Title: The Waking Fire
Author: Anthony Ryan
Publisher: Ace
Release Date: July 5, 2016
Pages: 592
Book Source: ARC

5star

Throughout the vast lands controlled by the Ironship Trading Syndicate, nothing is more prized than the blood of drakes. Harvested from captive or hunted Reds, Greens, Blues and Blacks, it can be distilled into elixirs that bestow fearsome powers on the rare men and women known as the Blood-blessed.

But not many know the truth: that the lines of drakes are weakening. If they fail, war with the neighbouring Corvantine Empire will follow swiftly. The Syndicate’s last hope resides in whispers of the existence of another breed of drake, far more powerful than the rest, and the few who have been chosen by fate to seek it.

Claydon Torcreek is a petty thief and an unregistered Blood-blessed who finds himself pressed into service by the Protectorate and sent to wild, uncharted lands in search of a creature he believes is little more than legend. Lizanne Lethridge is a formidable spy and assassin facing gravest danger on an espionage mission deep into the heart of enemy territory. And Corrick Hilemore is the second lieutenant of an Ironship cruiser whose pursuit of ruthless brigands leads him to a far greater threat at the edge of the world.

As lives and empires clash and intertwine, as the unknown and the known collide, all three must fight to turn the tide of a coming war, or drown in its wake.

My Review:

I really enjoyed this book. REALLY enjoyed it. In fact, I’d go so far as to say that I haven’t been this excited about a new series since I read the first Storm Front by Jim Butcher.

In The Waking Fire we have a new and interesting world, a world where certain people gain abilities if they drink drake blood. There are Black, blue, green and red drakes, and each type of blood imbues the drinker with different types of abilities.

If this reminds you of Brandon Sanderson’s Mistborn series, there are some definite parallels here, but this does not detract from Sanderson’s series, or from The Waking Fire itself.

A really interesting subtext of this book is the political structure of the nations. One nation is a corporate nation, which is exactly what it sounds like. The “nation” is run by a board, and the social structure is broken into management levels, with all the profit motive you’d expect to be associated with it.

The second nation is a more traditional imperial nation, which is only interesting in its contrast to the corporation, but the secondary subtext is the fact that the corporation has a twofold problem with it’s main revenue source. The “product” as it’s referred to in the book is the drake blood, and the problem is that wild drakes have been over-harvested, while domesticated and farmed drakes yield blood that isn’t nearly as potent in granting abilities as wild drake blood.
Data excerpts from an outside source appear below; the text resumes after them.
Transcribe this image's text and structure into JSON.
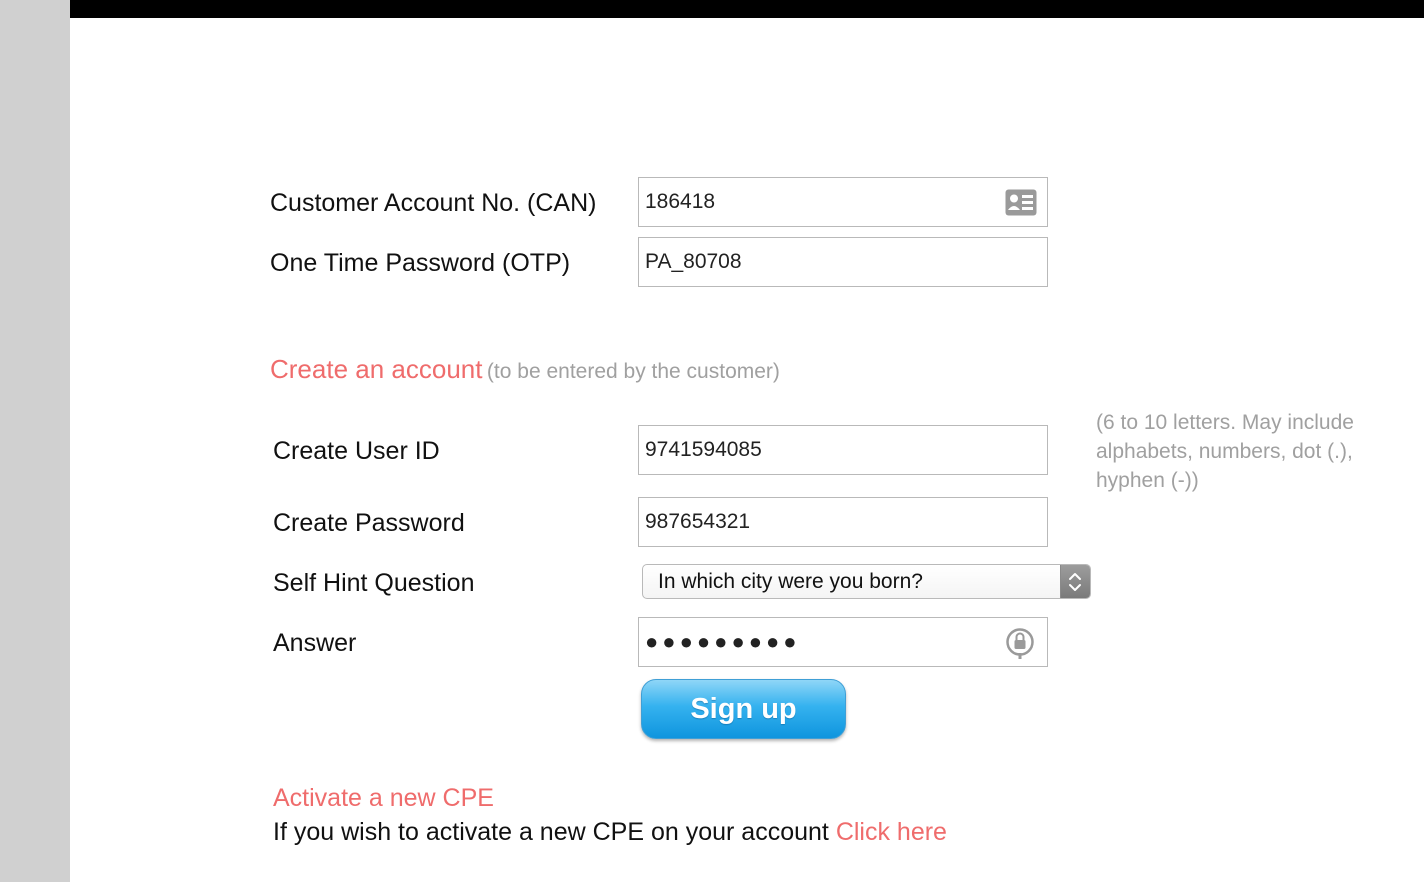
{
  "colors": {
    "accent": "#ef6c6c",
    "muted": "#a0a0a0",
    "button": "#1aa3e8",
    "gutter": "#d0d0d0",
    "top_bar": "#000000"
  },
  "verify": {
    "can_label": "Customer Account No. (CAN)",
    "can_value": "186418",
    "can_icon": "contact-card-icon",
    "otp_label": "One Time Password (OTP)",
    "otp_value": "PA_80708"
  },
  "create_account": {
    "heading": "Create an account",
    "note": "(to be entered by the customer)",
    "user_id_label": "Create User ID",
    "user_id_value": "9741594085",
    "user_id_hint": "(6 to 10 letters. May include alphabets, numbers, dot (.), hyphen (-))",
    "password_label": "Create Password",
    "password_value": "987654321",
    "hint_question_label": "Self Hint Question",
    "hint_question_value": "In which city were you born?",
    "answer_label": "Answer",
    "answer_value": "●●●●●●●●●",
    "answer_icon": "keychain-icon",
    "signup_label": "Sign up"
  },
  "cpe": {
    "heading": "Activate a new CPE",
    "text": "If you wish to activate a new CPE on your account",
    "link_label": "Click here"
  }
}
Depending on how this is carried out in the future books, we may have an interesting commentary on capitalism and the potential consequences of overconsumption of resources.

It’s against this backdrop that the characters are introduced, and after some nicely done development, the bulk of the book is concerned with what is essentially a quest to find the fabled white drake. Mixed into this quest are political tensions between the two nations, as well as a number of interesting surprises that have me wishing I hadn’t found this series until five or six books in, so I wouldn’t have to wait so long to find out what happens next!